From: | Wesley Parish <wes.parish@...> |
Date: | Friday, November 19, 2004, 10:15 |
On Fri, 19 Nov 2004 18:54, Ph. D. wrote:
> Rodlox wrote:
> > two questions -- where in Austronesia is/was Dyirbal
> > spoken? &, aside from Syntactic Ergativity, what other
> > fun stuff does it and-or its language subfamily (its closer
> > relations within the broad Austroneasian Family) have?
> > *curious*
>
> I believe the Australian languages (the languages of the
> indigenous people of Australia) are not related to the
> Austronesian langauges (broadly, the languages of the
> islands in Pacific Ocean).
Australian languages and Papuan languages share a common set of beginnings,
from the people who shifted into the combined island continent c 60 - 40 000
years ago.
Austronesian languages are derived from a proto-Austronesian language spoken
in Taiwan around about 3 000 years ago. The residents must've got restless
and shifted further south, until Austronesian is the world's most widely
scattered stone-age era language family, with speakers spread from Madagascar
to Easter Island and Hawai'i. The only place the Australian languages met
the Austronesian languages was around Darwin/Arnhem Land, where there was a
scattered trading trips from Indonesia; the Papuan languages met the
Austronesian languages around the New Guinean coastline, and largely lost.

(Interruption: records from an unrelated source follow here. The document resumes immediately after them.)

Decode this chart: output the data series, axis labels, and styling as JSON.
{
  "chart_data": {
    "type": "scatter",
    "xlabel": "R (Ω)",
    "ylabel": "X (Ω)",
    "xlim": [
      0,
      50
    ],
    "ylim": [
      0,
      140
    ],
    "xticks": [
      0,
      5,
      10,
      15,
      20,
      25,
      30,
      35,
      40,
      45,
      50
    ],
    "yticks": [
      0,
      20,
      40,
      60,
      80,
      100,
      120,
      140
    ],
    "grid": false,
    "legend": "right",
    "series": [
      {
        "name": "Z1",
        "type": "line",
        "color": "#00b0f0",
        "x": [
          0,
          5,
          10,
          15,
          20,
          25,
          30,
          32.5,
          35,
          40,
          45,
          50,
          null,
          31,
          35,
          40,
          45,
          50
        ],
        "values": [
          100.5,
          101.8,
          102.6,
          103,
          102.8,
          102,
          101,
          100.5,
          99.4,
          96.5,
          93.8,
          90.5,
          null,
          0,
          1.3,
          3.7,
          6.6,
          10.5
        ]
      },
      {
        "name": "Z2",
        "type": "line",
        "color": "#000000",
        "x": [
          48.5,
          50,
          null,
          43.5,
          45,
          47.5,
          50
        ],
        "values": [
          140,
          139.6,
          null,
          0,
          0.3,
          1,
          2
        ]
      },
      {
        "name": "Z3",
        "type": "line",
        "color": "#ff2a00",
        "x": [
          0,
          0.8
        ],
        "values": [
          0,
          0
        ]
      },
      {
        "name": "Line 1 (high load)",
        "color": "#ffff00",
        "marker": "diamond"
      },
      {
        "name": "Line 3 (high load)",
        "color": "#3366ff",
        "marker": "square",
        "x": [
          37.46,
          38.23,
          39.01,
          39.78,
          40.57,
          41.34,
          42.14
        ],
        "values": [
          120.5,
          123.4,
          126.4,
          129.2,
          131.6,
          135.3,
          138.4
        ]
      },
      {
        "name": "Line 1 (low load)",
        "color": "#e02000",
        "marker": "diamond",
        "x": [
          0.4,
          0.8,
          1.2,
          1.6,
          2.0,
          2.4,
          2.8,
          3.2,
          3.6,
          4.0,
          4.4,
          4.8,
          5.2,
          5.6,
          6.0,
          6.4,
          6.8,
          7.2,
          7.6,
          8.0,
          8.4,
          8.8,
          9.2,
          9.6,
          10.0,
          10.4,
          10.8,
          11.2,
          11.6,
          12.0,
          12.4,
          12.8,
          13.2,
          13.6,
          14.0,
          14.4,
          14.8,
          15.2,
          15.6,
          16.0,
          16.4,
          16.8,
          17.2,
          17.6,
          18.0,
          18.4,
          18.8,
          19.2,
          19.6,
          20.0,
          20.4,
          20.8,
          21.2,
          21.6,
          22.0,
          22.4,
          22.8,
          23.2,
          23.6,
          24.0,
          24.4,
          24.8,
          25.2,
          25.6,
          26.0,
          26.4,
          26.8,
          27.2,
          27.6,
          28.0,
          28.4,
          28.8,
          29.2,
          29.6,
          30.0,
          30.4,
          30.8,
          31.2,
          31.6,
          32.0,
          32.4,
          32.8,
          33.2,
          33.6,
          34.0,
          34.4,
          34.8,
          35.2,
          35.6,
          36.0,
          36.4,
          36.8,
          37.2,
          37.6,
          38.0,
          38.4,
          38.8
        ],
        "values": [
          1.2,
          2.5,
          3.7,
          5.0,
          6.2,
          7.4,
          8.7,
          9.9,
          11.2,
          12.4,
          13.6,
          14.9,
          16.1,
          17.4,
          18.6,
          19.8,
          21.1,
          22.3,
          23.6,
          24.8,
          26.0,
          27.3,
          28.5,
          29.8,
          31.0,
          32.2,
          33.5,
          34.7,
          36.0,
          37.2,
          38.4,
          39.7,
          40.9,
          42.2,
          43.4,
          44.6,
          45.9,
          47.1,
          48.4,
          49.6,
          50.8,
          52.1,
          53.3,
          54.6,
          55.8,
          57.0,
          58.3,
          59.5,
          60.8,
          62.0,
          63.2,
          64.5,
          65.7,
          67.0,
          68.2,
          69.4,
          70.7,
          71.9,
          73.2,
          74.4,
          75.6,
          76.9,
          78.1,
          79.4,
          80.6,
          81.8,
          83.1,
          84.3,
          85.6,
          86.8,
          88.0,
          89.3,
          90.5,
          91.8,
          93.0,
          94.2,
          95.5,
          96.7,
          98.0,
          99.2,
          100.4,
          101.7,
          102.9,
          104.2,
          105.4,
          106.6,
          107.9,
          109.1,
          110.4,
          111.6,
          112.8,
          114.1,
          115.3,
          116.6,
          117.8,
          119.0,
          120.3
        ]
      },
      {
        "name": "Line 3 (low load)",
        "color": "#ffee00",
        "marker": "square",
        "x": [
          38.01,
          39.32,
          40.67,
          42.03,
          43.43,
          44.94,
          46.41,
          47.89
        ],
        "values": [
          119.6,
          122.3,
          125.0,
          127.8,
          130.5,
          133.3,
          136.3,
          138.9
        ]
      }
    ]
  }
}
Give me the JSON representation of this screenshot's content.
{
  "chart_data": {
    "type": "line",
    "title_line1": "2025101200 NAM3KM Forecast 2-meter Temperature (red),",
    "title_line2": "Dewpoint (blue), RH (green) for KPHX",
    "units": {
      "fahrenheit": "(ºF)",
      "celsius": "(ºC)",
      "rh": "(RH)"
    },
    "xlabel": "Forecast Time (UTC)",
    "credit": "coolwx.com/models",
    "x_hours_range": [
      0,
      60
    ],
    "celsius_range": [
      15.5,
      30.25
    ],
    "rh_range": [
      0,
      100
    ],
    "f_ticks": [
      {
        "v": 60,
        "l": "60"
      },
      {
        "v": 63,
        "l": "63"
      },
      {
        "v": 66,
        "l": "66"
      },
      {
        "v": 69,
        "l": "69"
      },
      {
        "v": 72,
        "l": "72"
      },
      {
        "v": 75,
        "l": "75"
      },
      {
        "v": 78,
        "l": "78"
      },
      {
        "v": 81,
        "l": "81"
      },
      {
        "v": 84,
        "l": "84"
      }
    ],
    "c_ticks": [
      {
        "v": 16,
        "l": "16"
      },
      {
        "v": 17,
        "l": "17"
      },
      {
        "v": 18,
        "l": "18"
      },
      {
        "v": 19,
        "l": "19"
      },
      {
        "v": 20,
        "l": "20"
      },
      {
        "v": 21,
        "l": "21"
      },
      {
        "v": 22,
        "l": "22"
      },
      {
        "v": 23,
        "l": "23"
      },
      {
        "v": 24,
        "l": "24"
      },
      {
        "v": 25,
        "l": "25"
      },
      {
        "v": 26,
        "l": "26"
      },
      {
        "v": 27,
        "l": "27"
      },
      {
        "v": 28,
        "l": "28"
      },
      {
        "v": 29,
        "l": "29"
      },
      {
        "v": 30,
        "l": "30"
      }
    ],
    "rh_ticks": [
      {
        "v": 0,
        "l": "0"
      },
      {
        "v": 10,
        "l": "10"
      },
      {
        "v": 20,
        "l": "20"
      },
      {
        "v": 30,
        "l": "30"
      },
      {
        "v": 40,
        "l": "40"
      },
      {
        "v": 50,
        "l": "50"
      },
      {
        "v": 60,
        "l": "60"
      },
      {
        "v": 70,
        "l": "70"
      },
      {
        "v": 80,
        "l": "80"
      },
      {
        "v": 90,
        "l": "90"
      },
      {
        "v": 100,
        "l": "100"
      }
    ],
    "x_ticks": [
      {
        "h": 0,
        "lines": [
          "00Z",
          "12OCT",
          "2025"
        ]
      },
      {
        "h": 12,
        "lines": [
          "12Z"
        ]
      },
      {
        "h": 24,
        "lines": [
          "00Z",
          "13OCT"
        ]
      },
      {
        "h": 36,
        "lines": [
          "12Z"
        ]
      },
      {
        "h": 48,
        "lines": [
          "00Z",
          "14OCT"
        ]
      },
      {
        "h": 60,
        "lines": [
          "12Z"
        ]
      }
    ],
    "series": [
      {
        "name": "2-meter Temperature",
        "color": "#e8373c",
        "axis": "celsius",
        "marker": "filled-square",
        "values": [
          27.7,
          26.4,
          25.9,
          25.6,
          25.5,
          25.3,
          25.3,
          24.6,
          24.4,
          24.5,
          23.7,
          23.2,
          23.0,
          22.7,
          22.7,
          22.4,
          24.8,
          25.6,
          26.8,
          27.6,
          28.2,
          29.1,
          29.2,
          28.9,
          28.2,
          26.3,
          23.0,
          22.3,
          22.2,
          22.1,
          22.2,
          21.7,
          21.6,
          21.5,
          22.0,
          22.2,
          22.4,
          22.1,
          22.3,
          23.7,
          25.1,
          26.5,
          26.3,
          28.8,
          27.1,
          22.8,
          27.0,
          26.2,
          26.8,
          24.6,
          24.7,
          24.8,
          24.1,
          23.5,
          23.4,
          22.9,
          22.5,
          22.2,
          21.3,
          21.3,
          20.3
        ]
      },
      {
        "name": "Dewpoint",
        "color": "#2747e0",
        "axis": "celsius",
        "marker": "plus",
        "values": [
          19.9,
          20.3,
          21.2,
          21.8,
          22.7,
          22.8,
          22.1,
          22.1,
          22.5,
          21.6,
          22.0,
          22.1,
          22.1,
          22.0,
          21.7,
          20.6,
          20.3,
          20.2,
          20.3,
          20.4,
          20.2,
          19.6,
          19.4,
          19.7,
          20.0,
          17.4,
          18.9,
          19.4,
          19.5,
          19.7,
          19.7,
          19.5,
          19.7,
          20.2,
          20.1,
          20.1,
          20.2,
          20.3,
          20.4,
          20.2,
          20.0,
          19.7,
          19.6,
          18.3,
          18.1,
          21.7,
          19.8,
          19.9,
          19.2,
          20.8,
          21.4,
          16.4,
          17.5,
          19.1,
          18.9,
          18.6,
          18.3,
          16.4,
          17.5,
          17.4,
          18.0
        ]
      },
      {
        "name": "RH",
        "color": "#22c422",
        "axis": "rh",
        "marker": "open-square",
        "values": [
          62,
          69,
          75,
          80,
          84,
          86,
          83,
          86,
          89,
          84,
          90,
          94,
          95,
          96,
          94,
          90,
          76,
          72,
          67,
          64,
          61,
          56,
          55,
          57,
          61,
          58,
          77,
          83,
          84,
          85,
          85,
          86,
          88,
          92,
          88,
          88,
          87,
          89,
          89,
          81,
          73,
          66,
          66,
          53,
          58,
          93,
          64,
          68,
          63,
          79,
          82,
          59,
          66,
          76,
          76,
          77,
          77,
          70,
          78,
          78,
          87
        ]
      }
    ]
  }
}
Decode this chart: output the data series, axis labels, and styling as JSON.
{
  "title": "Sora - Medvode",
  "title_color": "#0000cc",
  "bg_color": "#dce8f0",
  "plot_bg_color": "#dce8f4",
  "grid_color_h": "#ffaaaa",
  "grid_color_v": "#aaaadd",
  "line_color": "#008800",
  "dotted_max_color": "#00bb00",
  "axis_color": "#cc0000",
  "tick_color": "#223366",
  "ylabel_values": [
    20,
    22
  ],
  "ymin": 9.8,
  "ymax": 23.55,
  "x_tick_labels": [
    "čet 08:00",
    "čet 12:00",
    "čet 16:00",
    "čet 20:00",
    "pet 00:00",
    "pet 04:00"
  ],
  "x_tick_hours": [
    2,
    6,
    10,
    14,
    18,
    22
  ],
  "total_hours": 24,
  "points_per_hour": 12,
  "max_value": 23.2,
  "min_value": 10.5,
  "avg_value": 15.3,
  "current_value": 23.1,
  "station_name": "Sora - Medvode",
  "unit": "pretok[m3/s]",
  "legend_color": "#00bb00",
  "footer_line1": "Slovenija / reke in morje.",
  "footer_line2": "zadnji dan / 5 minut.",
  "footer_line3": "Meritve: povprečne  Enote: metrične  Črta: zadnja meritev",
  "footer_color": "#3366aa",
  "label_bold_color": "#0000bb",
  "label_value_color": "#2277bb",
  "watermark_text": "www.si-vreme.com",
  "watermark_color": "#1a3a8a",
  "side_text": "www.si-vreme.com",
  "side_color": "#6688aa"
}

Inland they speak Papuan languages; on the coast, particularly the north
coast and islands, they speak Austronesian languages.
I may be wrong; I don't doubt it; but that is what I've picked up from here
and there about the Australian/Papuan/Austronesian language families.
>
> (Malagasy, spoken on the island of Madagascar off the
> southeastern coast of Africa, is also related to the
> Austronesian languages.)
>
> --Ph. D.
--
Wesley Parish
* * *
Clinersterton beademung - in all of love. RIP James Blish
* * *
Mau e ki, "He aha te mea nui?"
You ask, "What is the most important thing?"
Maku e ki, "He tangata, he tangata, he tangata."
I reply, "It is people, it is people, it is people."